Pat laughed suddenly.

“He’s mean, you know. Terribly mean about money. Lance says he always was. Jennifer complains of it, too. Goes over the housekeeping accounts with Miss Dove. Complaining of every item. But Miss Dove manages to hold her own. She’s really rather a wonderful person. Don’t you think so?”

“Yes, indeed. She reminds me of Mrs. Latimer in my own village, St. Mary Mead. She ran the WVS, you know, and the Girl Guides, and indeed, she ran practically everything there. It wasn’t for quite five years that we discovered that—oh, but I mustn’t gossip. Nothing is more boring than people talking to you about places and people whom you’ve never seen and know nothing about. You must forgive me, my dear.”

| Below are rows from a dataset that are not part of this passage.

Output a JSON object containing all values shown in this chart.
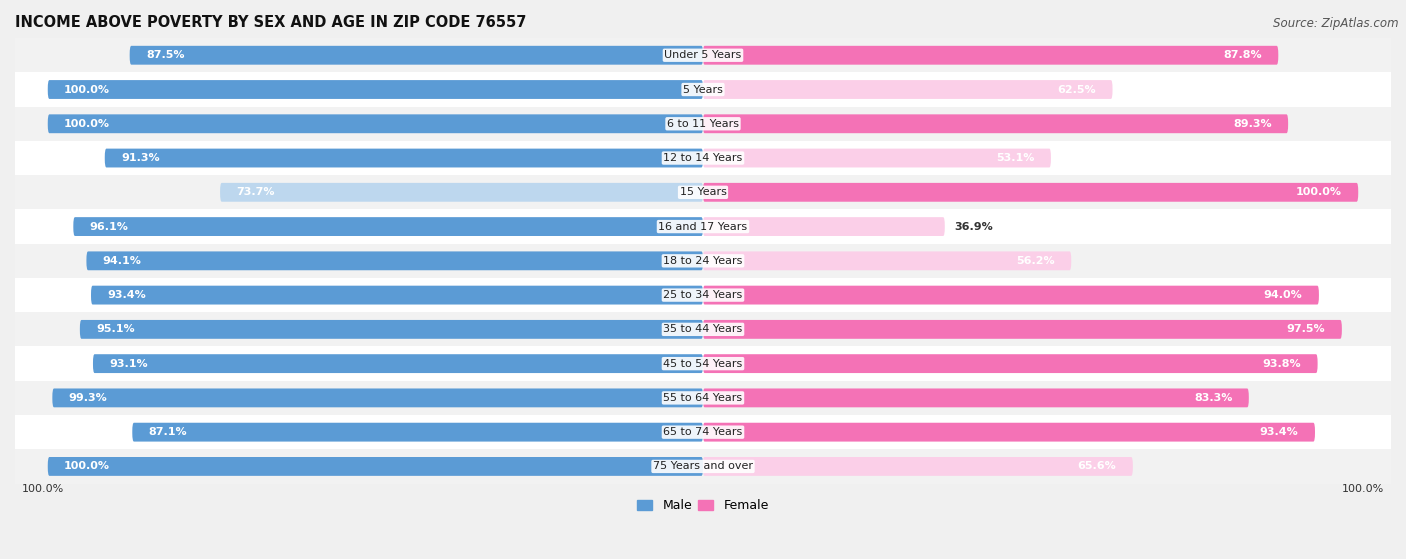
{
  "title": "INCOME ABOVE POVERTY BY SEX AND AGE IN ZIP CODE 76557",
  "source": "Source: ZipAtlas.com",
  "categories": [
    "Under 5 Years",
    "5 Years",
    "6 to 11 Years",
    "12 to 14 Years",
    "15 Years",
    "16 and 17 Years",
    "18 to 24 Years",
    "25 to 34 Years",
    "35 to 44 Years",
    "45 to 54 Years",
    "55 to 64 Years",
    "65 to 74 Years",
    "75 Years and over"
  ],
  "male": [
    87.5,
    100.0,
    100.0,
    91.3,
    73.7,
    96.1,
    94.1,
    93.4,
    95.1,
    93.1,
    99.3,
    87.1,
    100.0
  ],
  "female": [
    87.8,
    62.5,
    89.3,
    53.1,
    100.0,
    36.9,
    56.2,
    94.0,
    97.5,
    93.8,
    83.3,
    93.4,
    65.6
  ],
  "male_color_dark": "#5b9bd5",
  "male_color_light": "#bdd7ee",
  "female_color_dark": "#f472b6",
  "female_color_light": "#fbcfe8",
  "male_threshold": 85.0,
  "female_threshold": 70.0,
  "row_color_odd": "#f2f2f2",
  "row_color_even": "#ffffff",
  "bar_height": 0.55,
  "title_fontsize": 10.5,
  "source_fontsize": 8.5,
  "label_fontsize": 8.0,
  "tick_fontsize": 8.0,
  "legend_fontsize": 9
}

“Is St. Mary Mead a very nice village?”

“Well, I don’t know what you would call a nice village, my dear. It’s quite a pretty village. There are some nice people living in it and some extremely unpleasant people as well. Very curious things go on there just as in any other village. Human nature is much the same everywhere, is it not?”

“You go up and see Miss Ramsbottom a good deal, don’t you?” said Pat. “Now she really frightens me.”